On rioting: I have thought about the argument that protestors that have been disadvantaged because of profligate spending on the part of the older generation. I have no sympathy for the Montreal rioters; you shouldn’t either. The same applies for Greece and the Wall Street protestors. Montreal students are the easiest to deride. If they were not rioting about the increase in tuition then what are they actually rioting about? Canada is one of the most resilient countries coming out of the recession. Youth unemployment is 14.7%, which is high, but nowhere close to the rates in other developed countries. The fact is a quarter of Canadian firms find it hard to find talent. Then, the fault of unemployment is very well shared by a lack of useful skills (rioting, for example, is not a useful ability).
A similar argument applies for the US and Greece. Half of US firms find it hard to employ people; quarter of Greek firms find it difficult (http://www.economist.com/blogs/graphicdetail/2012/05/daily-chart-18).
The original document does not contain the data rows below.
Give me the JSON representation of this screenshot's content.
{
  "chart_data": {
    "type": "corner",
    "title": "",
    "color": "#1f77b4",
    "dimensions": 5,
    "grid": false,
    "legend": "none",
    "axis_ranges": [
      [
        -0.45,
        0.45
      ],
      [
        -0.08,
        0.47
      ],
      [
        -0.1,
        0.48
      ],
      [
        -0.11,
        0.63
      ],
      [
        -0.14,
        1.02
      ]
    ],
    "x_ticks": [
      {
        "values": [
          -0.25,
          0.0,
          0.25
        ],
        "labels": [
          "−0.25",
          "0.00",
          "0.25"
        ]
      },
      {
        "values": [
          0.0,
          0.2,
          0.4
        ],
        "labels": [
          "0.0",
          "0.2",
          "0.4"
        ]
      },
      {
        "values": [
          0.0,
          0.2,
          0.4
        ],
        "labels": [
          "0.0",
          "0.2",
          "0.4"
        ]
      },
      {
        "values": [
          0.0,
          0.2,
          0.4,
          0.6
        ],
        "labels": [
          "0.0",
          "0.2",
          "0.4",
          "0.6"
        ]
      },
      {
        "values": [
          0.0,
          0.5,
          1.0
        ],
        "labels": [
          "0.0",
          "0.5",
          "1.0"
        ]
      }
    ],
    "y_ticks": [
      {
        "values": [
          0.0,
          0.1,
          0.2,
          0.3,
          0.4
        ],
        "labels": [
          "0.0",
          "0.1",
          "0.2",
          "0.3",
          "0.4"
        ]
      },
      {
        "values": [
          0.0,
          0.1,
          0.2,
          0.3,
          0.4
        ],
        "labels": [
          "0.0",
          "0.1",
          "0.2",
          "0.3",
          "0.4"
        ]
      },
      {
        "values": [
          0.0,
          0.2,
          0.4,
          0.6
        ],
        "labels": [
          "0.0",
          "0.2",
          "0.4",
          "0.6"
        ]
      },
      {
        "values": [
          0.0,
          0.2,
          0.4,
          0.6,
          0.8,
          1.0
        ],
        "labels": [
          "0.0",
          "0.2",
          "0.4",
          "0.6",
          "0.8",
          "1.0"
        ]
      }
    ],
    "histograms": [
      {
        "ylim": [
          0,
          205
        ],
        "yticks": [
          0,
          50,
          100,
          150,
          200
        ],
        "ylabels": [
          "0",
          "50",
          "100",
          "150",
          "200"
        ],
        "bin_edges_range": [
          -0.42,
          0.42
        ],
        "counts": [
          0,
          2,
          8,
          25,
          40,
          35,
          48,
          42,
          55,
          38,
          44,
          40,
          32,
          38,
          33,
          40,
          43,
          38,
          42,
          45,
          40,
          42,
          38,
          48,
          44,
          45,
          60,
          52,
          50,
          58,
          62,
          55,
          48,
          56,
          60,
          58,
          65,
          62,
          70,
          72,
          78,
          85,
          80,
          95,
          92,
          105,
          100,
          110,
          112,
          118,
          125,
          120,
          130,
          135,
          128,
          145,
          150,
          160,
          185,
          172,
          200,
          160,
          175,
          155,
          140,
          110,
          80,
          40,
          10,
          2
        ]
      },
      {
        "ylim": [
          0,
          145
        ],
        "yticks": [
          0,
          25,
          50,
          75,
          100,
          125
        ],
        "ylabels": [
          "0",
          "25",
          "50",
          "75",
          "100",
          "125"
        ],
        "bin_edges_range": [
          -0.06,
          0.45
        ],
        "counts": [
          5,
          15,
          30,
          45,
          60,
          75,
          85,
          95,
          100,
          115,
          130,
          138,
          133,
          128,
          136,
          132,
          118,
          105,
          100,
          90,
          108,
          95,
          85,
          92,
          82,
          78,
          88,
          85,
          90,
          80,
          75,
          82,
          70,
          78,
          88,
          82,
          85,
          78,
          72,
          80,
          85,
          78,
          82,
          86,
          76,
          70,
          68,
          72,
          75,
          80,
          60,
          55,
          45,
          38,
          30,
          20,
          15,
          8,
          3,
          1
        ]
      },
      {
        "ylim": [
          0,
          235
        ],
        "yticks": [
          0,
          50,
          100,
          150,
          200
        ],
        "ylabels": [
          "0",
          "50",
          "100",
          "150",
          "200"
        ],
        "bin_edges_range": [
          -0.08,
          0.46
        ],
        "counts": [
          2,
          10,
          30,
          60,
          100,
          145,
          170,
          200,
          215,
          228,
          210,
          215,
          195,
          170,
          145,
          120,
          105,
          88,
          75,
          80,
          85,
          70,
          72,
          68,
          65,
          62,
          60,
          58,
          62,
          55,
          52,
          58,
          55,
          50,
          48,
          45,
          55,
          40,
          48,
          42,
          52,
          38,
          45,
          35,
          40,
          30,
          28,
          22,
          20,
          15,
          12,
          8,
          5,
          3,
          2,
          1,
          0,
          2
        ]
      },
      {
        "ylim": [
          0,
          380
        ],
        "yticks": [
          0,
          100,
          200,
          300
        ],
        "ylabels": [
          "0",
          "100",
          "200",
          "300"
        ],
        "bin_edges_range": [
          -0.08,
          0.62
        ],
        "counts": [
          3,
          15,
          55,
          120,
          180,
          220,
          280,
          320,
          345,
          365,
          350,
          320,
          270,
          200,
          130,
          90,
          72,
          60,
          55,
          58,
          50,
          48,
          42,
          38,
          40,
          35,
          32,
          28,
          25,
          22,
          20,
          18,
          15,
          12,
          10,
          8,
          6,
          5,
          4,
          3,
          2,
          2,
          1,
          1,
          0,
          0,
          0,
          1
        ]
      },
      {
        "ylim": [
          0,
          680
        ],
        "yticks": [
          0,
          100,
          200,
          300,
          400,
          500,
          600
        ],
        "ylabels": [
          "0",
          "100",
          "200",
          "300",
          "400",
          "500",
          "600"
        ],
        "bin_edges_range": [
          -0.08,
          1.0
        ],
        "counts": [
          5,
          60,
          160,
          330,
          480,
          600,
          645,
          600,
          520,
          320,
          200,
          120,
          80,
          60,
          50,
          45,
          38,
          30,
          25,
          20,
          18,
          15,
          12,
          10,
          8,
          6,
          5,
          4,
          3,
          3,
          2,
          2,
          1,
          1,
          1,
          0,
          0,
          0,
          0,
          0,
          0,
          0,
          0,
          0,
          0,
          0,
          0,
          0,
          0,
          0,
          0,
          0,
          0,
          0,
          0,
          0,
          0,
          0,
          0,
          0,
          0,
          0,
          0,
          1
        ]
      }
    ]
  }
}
It is easy to blame others. The Greek population blamed the government then subsequently put into power fringe parties and ignored reasonable requests for austerity.
At the end of the day, these are all Western, democratic and free nations. Its citizens are masters of their own soul. They can do whatever they want with their lives. Instead they choose to riot. That is why I find them uninspiring.
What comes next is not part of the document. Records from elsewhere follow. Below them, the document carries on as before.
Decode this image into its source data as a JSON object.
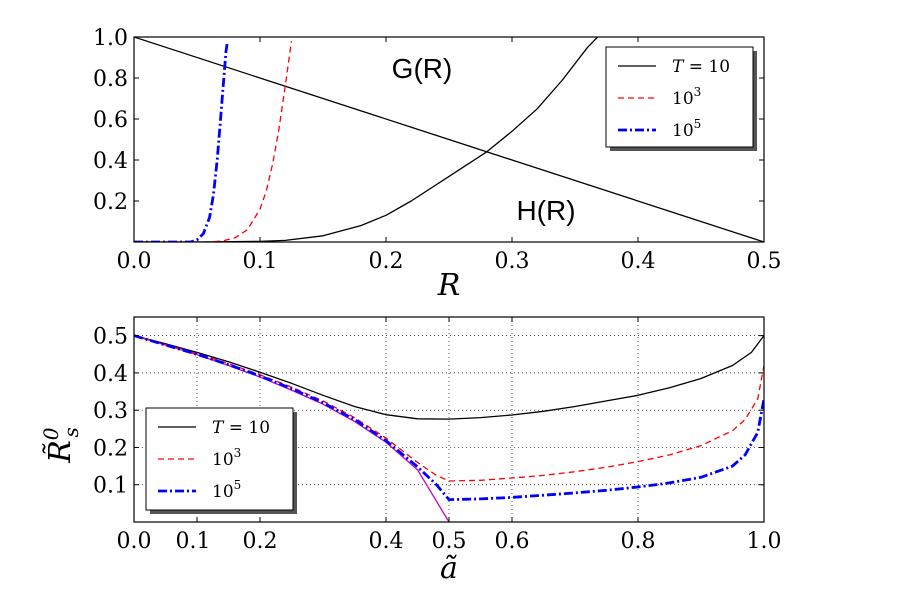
{
  "chart_data": [
    {
      "type": "line",
      "xlabel": "R",
      "ylabel": "",
      "xlim": [
        0,
        0.5
      ],
      "ylim": [
        0,
        1.0
      ],
      "xticks": [
        "0.0",
        "0.1",
        "0.2",
        "0.3",
        "0.4",
        "0.5"
      ],
      "yticks": [
        "0.2",
        "0.4",
        "0.6",
        "0.8",
        "1.0"
      ],
      "grid": false,
      "annotations": [
        "G(R)",
        "H(R)"
      ],
      "legend": {
        "placement": "top-right",
        "entries": [
          {
            "prefix": "T = ",
            "value": "10",
            "exp": "",
            "style": "solid",
            "color": "#000000"
          },
          {
            "prefix": "",
            "value": "10",
            "exp": "3",
            "style": "dashed",
            "color": "#ff0000"
          },
          {
            "prefix": "",
            "value": "10",
            "exp": "5",
            "style": "dashdot",
            "color": "#0000ff"
          }
        ]
      },
      "series": [
        {
          "name": "G(R)",
          "color": "#000000",
          "style": "solid",
          "x": [
            0,
            0.5
          ],
          "y": [
            1.0,
            0.0
          ]
        },
        {
          "name": "H(R), T = 10",
          "color": "#000000",
          "style": "solid",
          "x": [
            0,
            0.05,
            0.1,
            0.12,
            0.15,
            0.18,
            0.2,
            0.22,
            0.25,
            0.28,
            0.3,
            0.32,
            0.34,
            0.36,
            0.368
          ],
          "y": [
            0,
            0.0,
            0.003,
            0.008,
            0.03,
            0.08,
            0.13,
            0.2,
            0.32,
            0.44,
            0.54,
            0.65,
            0.79,
            0.95,
            1.0
          ]
        },
        {
          "name": "H(R), 10^3",
          "color": "#ff0000",
          "style": "dashed",
          "x": [
            0,
            0.06,
            0.07,
            0.08,
            0.09,
            0.1,
            0.105,
            0.11,
            0.115,
            0.12,
            0.125
          ],
          "y": [
            0,
            0.0,
            0.005,
            0.02,
            0.06,
            0.16,
            0.25,
            0.38,
            0.55,
            0.76,
            0.98
          ]
        },
        {
          "name": "H(R), 10^5",
          "color": "#0000ff",
          "style": "dashdot",
          "x": [
            0,
            0.045,
            0.05,
            0.055,
            0.06,
            0.063,
            0.066,
            0.069,
            0.071,
            0.073,
            0.074
          ],
          "y": [
            0,
            0.0,
            0.01,
            0.04,
            0.12,
            0.23,
            0.4,
            0.62,
            0.78,
            0.93,
            0.97
          ]
        }
      ]
    },
    {
      "type": "line",
      "xlabel": "ã",
      "ylabel": "R̃",
      "ylabel_sup": "0",
      "ylabel_sub": "s",
      "xlim": [
        0,
        1.0
      ],
      "ylim": [
        0,
        0.55
      ],
      "xticks": [
        "0.0",
        "0.1",
        "0.2",
        "0.4",
        "0.5",
        "0.6",
        "0.8",
        "1.0"
      ],
      "xtick_values": [
        0,
        0.1,
        0.2,
        0.4,
        0.5,
        0.6,
        0.8,
        1.0
      ],
      "yticks": [
        "0.1",
        "0.2",
        "0.3",
        "0.4",
        "0.5"
      ],
      "grid": true,
      "legend": {
        "placement": "lower-left",
        "entries": [
          {
            "prefix": "T = ",
            "value": "10",
            "exp": "",
            "style": "solid",
            "color": "#000000"
          },
          {
            "prefix": "",
            "value": "10",
            "exp": "3",
            "style": "dashed",
            "color": "#ff0000"
          },
          {
            "prefix": "",
            "value": "10",
            "exp": "5",
            "style": "dashdot",
            "color": "#0000ff"
          }
        ]
      },
      "series": [
        {
          "name": "limit",
          "color": "#cc00cc",
          "style": "solid",
          "x": [
            0,
            0.05,
            0.1,
            0.15,
            0.2,
            0.25,
            0.3,
            0.35,
            0.4,
            0.45,
            0.5
          ],
          "y": [
            0.5,
            0.475,
            0.449,
            0.42,
            0.389,
            0.354,
            0.316,
            0.27,
            0.214,
            0.14,
            0.0
          ]
        },
        {
          "name": "T = 10",
          "color": "#000000",
          "style": "solid",
          "x": [
            0,
            0.05,
            0.1,
            0.15,
            0.2,
            0.25,
            0.3,
            0.35,
            0.4,
            0.45,
            0.5,
            0.55,
            0.6,
            0.65,
            0.7,
            0.75,
            0.8,
            0.85,
            0.9,
            0.95,
            0.98,
            1.0
          ],
          "y": [
            0.5,
            0.478,
            0.455,
            0.43,
            0.402,
            0.372,
            0.34,
            0.31,
            0.288,
            0.277,
            0.276,
            0.28,
            0.287,
            0.297,
            0.31,
            0.325,
            0.34,
            0.36,
            0.385,
            0.42,
            0.455,
            0.5
          ]
        },
        {
          "name": "10^3",
          "color": "#ff0000",
          "style": "dashed",
          "x": [
            0,
            0.05,
            0.1,
            0.15,
            0.2,
            0.25,
            0.3,
            0.35,
            0.4,
            0.45,
            0.48,
            0.5,
            0.55,
            0.6,
            0.65,
            0.7,
            0.75,
            0.8,
            0.85,
            0.9,
            0.95,
            0.97,
            0.99,
            1.0
          ],
          "y": [
            0.5,
            0.476,
            0.452,
            0.425,
            0.395,
            0.362,
            0.325,
            0.28,
            0.225,
            0.16,
            0.125,
            0.11,
            0.112,
            0.118,
            0.125,
            0.135,
            0.147,
            0.162,
            0.18,
            0.205,
            0.245,
            0.275,
            0.33,
            0.42
          ]
        },
        {
          "name": "10^5",
          "color": "#0000ff",
          "style": "dashdot",
          "x": [
            0,
            0.05,
            0.1,
            0.15,
            0.2,
            0.25,
            0.3,
            0.35,
            0.4,
            0.45,
            0.48,
            0.5,
            0.55,
            0.6,
            0.65,
            0.7,
            0.75,
            0.8,
            0.85,
            0.9,
            0.95,
            0.97,
            0.99,
            1.0
          ],
          "y": [
            0.5,
            0.475,
            0.45,
            0.422,
            0.392,
            0.358,
            0.32,
            0.275,
            0.218,
            0.148,
            0.1,
            0.06,
            0.062,
            0.066,
            0.072,
            0.078,
            0.085,
            0.094,
            0.105,
            0.12,
            0.15,
            0.18,
            0.24,
            0.33
          ]
        }
      ]
    }
  ]
}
Some interesting thoughts:
· Surely the economic situation is precarious. “Let me restate this because it is important; from the current levels we would expect on average no growth in corporate profits over the next five years and the absolute best historical experience is 4.4% annualized growth.” (http://www.valuewalk.com/2010/11/corporate-profits-current-level-tells-sp-500-returns-years/).
· You know Europe’s screwed when the strongest economy in Group C of the EURO cup is Croatia.
· * SIR – Greece has a mobile-phone penetration rate of 139%, it may be about to abandon its paper currency and it has an existential problem raising tax revenue. This is the perfect opportunity to leapfrog an inefficient legacy payment system: cash.
Greece should avoid the pain, delay and expense of printing drachma, and instead move straight to allowing mobile payments only in drachma. Paper euros will continue to circulate—as they do in Montenegro—regardless of whether a paper drachma is reintroduced. National efficiency would be given a rare advantage over Germany and the tax-raising ability of the state radically improved: every taxi driver would pay tax.